BenQ EW2420 Monitor Reviewby Chris Heinonen on October 13, 2011 12:00 AM EST
With it’s VA panel, the BenQ looks better at off angle viewing than a TN display would, though not quite as good as an IPS panel can. Moving off-angle you begin to get an image that washes out a bit, but not the color shifts that are common to TN panels. Moving as little as 15-20% off to the side can lead to the loss of color so I would recommend keeping the monitor as close to lined up directly with your eyes as possible. The stand only has tilt adjust, so if you need height or swivel support to keep it in line, you might want to consider a different stand or mount that can use the 100mm VESA mounting holes.
With a VA panel and LED lighting, the BenQ EW2420 seemingly has everything in place to produce a very good image.

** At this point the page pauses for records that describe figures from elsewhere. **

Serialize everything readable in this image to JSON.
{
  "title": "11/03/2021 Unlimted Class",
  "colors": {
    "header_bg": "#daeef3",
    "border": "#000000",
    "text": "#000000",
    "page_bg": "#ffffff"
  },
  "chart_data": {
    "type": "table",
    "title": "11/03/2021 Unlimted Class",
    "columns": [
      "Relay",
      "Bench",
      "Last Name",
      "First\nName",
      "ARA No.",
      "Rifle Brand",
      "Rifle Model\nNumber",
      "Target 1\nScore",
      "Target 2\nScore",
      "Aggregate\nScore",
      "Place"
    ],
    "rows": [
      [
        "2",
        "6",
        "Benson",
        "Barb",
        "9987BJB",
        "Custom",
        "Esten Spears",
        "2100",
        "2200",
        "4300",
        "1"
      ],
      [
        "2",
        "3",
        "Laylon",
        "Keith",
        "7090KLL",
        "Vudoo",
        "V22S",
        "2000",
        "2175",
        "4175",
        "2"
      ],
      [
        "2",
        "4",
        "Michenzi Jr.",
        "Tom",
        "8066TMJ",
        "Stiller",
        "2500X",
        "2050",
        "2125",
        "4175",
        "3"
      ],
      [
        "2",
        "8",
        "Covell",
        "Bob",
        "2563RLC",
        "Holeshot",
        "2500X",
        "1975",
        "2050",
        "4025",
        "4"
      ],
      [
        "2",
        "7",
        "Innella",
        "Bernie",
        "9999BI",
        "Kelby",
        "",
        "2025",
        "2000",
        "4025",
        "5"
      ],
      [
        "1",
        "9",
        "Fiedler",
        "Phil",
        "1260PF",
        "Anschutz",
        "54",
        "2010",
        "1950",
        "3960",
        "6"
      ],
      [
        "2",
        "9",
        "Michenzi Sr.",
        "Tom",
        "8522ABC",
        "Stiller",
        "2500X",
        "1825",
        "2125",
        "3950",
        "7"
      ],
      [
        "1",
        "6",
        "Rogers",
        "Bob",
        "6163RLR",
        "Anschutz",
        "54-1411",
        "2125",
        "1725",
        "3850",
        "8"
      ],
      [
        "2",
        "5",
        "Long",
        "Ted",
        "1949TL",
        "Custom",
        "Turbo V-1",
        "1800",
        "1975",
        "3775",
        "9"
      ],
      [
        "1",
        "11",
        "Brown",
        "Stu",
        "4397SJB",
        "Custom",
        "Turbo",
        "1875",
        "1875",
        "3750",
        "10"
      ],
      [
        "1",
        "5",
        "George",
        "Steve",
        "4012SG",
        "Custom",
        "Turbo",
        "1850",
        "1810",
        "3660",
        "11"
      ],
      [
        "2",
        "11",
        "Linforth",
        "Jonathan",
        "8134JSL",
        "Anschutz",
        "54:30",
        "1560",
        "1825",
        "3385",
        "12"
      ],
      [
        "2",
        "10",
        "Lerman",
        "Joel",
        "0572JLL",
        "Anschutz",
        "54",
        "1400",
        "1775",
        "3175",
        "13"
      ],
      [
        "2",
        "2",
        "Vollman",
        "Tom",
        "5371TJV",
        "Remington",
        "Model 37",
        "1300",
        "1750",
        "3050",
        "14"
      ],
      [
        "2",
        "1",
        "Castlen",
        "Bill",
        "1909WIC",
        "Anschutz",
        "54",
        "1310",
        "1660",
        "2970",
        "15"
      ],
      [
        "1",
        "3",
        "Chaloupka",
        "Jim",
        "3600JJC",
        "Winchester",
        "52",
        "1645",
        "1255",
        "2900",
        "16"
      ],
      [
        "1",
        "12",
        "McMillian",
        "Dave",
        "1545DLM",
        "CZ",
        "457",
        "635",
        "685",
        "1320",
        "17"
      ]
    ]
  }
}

Using the included profile, we find a Delta E (dE) of over 10 with the highest levels of error coming in the grayscale, where we least want them to occur.
Using ColorEyes Display Pro, we set our calibration target for a D65 white point, 2.2 gamma, and 200 nits of light output. We are using an i1Display2 meter for our measurements and making sure to give the display an hour to stabilize in readings. The BenQ EW2420 supports DDC controls so I attempted to calibrate using DDC and to calibrate manually using the RGB gain controls available to the user in Standard mode. The difference between the two methods resulted in a dE difference of 0.04, well within any margin of error, so I used the DDC mode since the results were as good, and the easier method is more likely to be used.

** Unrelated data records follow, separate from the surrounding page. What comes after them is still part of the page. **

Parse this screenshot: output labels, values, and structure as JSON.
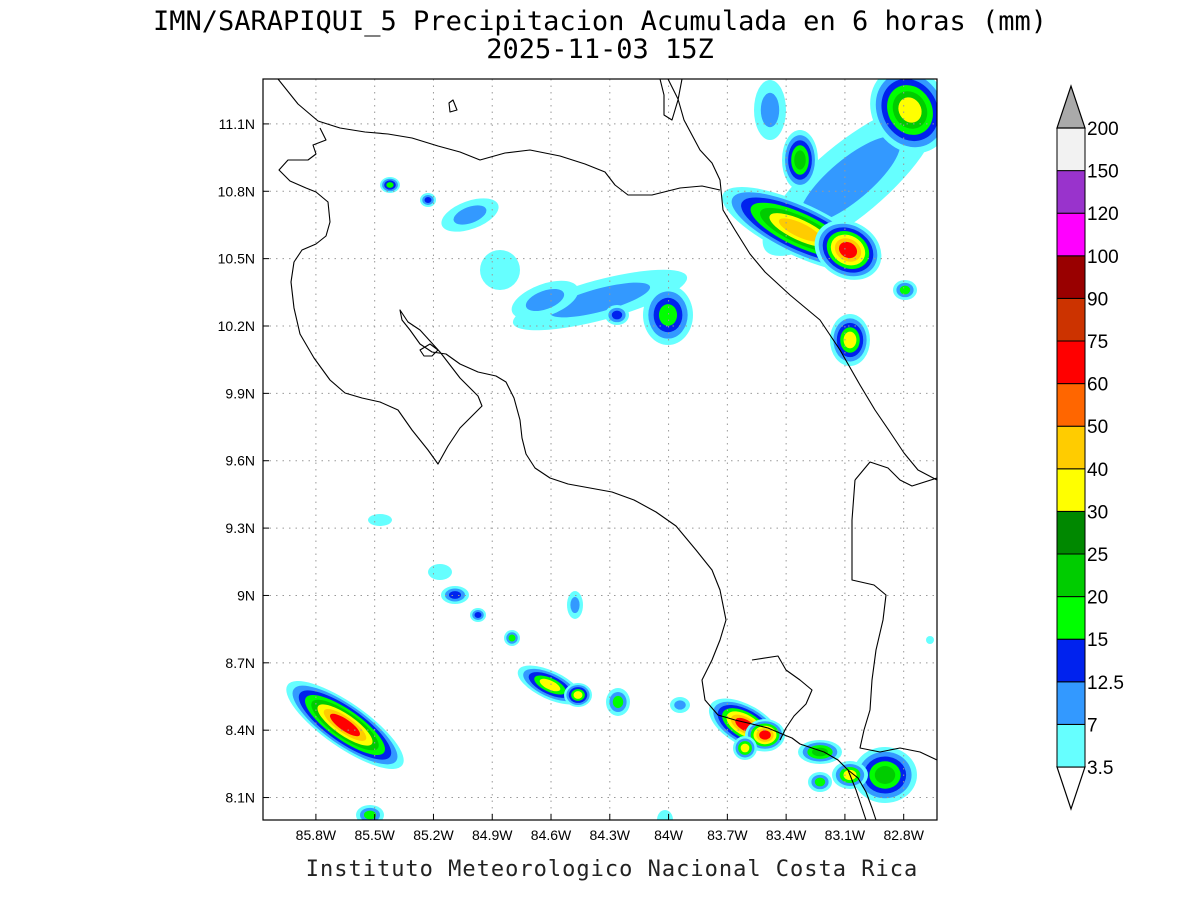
{
  "title": {
    "line1": "IMN/SARAPIQUI_5 Precipitacion Acumulada en 6 horas (mm)",
    "line2": "2025-11-03 15Z"
  },
  "footer": "Instituto Meteorologico Nacional Costa Rica",
  "map": {
    "lon_range": [
      -86.07,
      -82.63
    ],
    "lat_range": [
      8.0,
      11.3
    ],
    "lon_ticks": [
      "85.8W",
      "85.5W",
      "85.2W",
      "84.9W",
      "84.6W",
      "84.3W",
      "84W",
      "83.7W",
      "83.4W",
      "83.1W",
      "82.8W"
    ],
    "lat_ticks": [
      "11.1N",
      "10.8N",
      "10.5N",
      "10.2N",
      "9.9N",
      "9.6N",
      "9.3N",
      "9N",
      "8.7N",
      "8.4N",
      "8.1N"
    ],
    "gridlines": "dotted"
  },
  "colorbar": {
    "labels": [
      "3.5",
      "7",
      "12.5",
      "15",
      "20",
      "25",
      "30",
      "40",
      "50",
      "60",
      "75",
      "90",
      "100",
      "120",
      "150",
      "200"
    ],
    "colors": [
      "#ffffff",
      "#66ffff",
      "#3399ff",
      "#0022ee",
      "#00ff00",
      "#00cc00",
      "#008800",
      "#ffff00",
      "#ffcc00",
      "#ff6600",
      "#ff0000",
      "#cc3300",
      "#990000",
      "#ff00ff",
      "#9933cc",
      "#f2f2f2",
      "#aaaaaa"
    ]
  }
}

After calibration we see that the dE was moved from over 10 down to just over 2. A closer look at the individual calibration numbers show that the grayscale tracks very well at the points measured, and the colors in the GMB color checker that are producing most of the error are heavily weighted towards blue. Additionally one of the samples in the GMB color checker, a shade of cyan, falls outside of the sRGB gamut so monitors that can’t do the AdobeRGB color space are always going to produce a large error on that sample.
Blue color errors are both preferable to other color errors as our eyes are less sensitive to them than to errors in red or green. This is another reason to pay close attention to the detailed breakdown of the dE number and not just focus on the overall number.
With 100 nits, we see very similar performance, though the dE in the grayscale goes up at the lower end of it. As mentioned before, this could be due in part to darker output levels than the 200 nits result leading to measurement errors.